The majority of maternal and perinatal deaths are preventable, but still women and newborns die due to insufficient Basic Life Support in low-resource communities. Drawing on experiences from successful wartime trauma systems, a three-tier chain-of-survival model was introduced as a means to reduce rural maternal and perinatal mortality.
Methods
A study area of 266 villages in landmine-infested Northwestern Cambodia were selected based on remoteness and poverty. The five-year intervention from 2005 through 2009 was carried out as a prospective study. The years of formation in 2005 and 2006 were used as a baseline cohort for comparisons with later annual cohorts. Non-professional and professional birth attendants at village level, rural health centers (HCs), and three hospitals were merged with an operational prehospital trauma system. Staff at all levels were trained in life support and emergency obstetrics.
Findings
The maternal mortality rate was reduced from a baseline level of 0.73% to 0.12% in the year 2009 (95% CI Diff, 0.27-0.98; P<.01).
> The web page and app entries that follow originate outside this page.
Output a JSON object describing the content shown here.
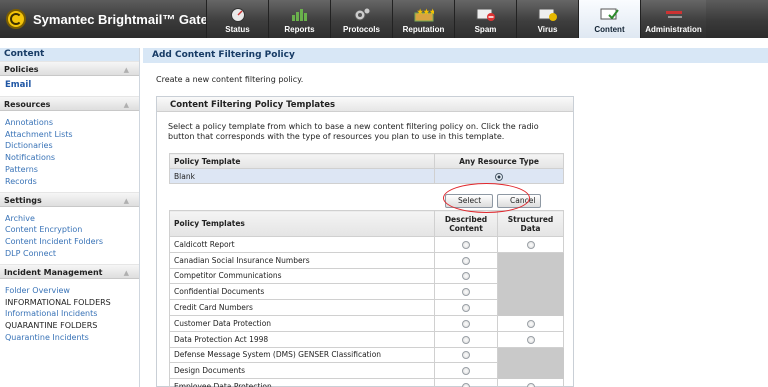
{
  "app": {
    "title": "Symantec Brightmail™ Gateway"
  },
  "tabs": [
    {
      "label": "Status",
      "icon": "gauge-icon"
    },
    {
      "label": "Reports",
      "icon": "bar-chart-icon"
    },
    {
      "label": "Protocols",
      "icon": "gears-icon"
    },
    {
      "label": "Reputation",
      "icon": "stars-icon"
    },
    {
      "label": "Spam",
      "icon": "mail-block-icon"
    },
    {
      "label": "Virus",
      "icon": "mail-virus-icon"
    },
    {
      "label": "Content",
      "icon": "mail-check-icon",
      "active": true
    },
    {
      "label": "Administration",
      "icon": "tools-icon"
    }
  ],
  "sidebar": {
    "title": "Content",
    "sections": [
      {
        "label": "Policies",
        "items": [
          "Email"
        ]
      },
      {
        "label": "Resources",
        "items": [
          "Annotations",
          "Attachment Lists",
          "Dictionaries",
          "Notifications",
          "Patterns",
          "Records"
        ]
      },
      {
        "label": "Settings",
        "items": [
          "Archive",
          "Content Encryption",
          "Content Incident Folders",
          "DLP Connect"
        ]
      },
      {
        "label": "Incident Management",
        "items": [
          "Folder Overview",
          "INFORMATIONAL FOLDERS",
          "Informational Incidents",
          "QUARANTINE FOLDERS",
          "Quarantine Incidents"
        ]
      }
    ]
  },
  "main": {
    "title": "Add Content Filtering Policy",
    "intro": "Create a new content filtering policy.",
    "panel_title": "Content Filtering Policy Templates",
    "panel_desc": "Select a policy template from which to base a new content filtering policy on. Click the radio button that corresponds with the type of resources you plan to use in this template.",
    "top_table": {
      "col_template": "Policy Template",
      "col_any": "Any Resource Type",
      "row": "Blank"
    },
    "select_label": "Select",
    "cancel_label": "Cancel",
    "templates_table": {
      "col_name": "Policy Templates",
      "col_described": "Described Content",
      "col_structured": "Structured Data",
      "rows": [
        {
          "name": "Caldicott Report",
          "described": true,
          "structured": true
        },
        {
          "name": "Canadian Social Insurance Numbers",
          "described": true,
          "structured": false
        },
        {
          "name": "Competitor Communications",
          "described": true,
          "structured": false
        },
        {
          "name": "Confidential Documents",
          "described": true,
          "structured": false
        },
        {
          "name": "Credit Card Numbers",
          "described": true,
          "structured": false
        },
        {
          "name": "Customer Data Protection",
          "described": true,
          "structured": true
        },
        {
          "name": "Data Protection Act 1998",
          "described": true,
          "structured": true
        },
        {
          "name": "Defense Message System (DMS) GENSER Classification",
          "described": true,
          "structured": false
        },
        {
          "name": "Design Documents",
          "described": true,
          "structured": false
        },
        {
          "name": "Employee Data Protection",
          "described": true,
          "structured": true
        }
      ]
    }
  },
  "colors": {
    "topbar": "#3a3a3a",
    "header_blue": "#d8e7f6",
    "link": "#3973b7",
    "highlight": "#e0282e"
  }
}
The main reduction was observed in deliveries at village level assisted by traditional birth attendants (TBAs). There was a significant reduction in perinatal mortality rate by year from a baseline level at 3.5% to 1.0% in the year 2009 (95% CI Diff, 0.02-0.03; P<.01). Adjusting maternal and perinatal mortality rates for risk factors, the changes by time cohort remained a significant explanatory variable in the regression model.
Conclusion
The results correspond to experiences from modern prehospital trauma systems: Basic Life Support reduces maternal and perinatal death if provided early. Trained TBAs are effective if well-integrated in maternal health programs.
HouyC, HaSO, SteinholtM, SkjerveE, HusumH. Delivery as Trauma: A Prospective Time-Cohort Study of Maternal and Perinatal Mortality in Rural Cambodia. Prehosp Disaster Med. 2017;32(2):180–186.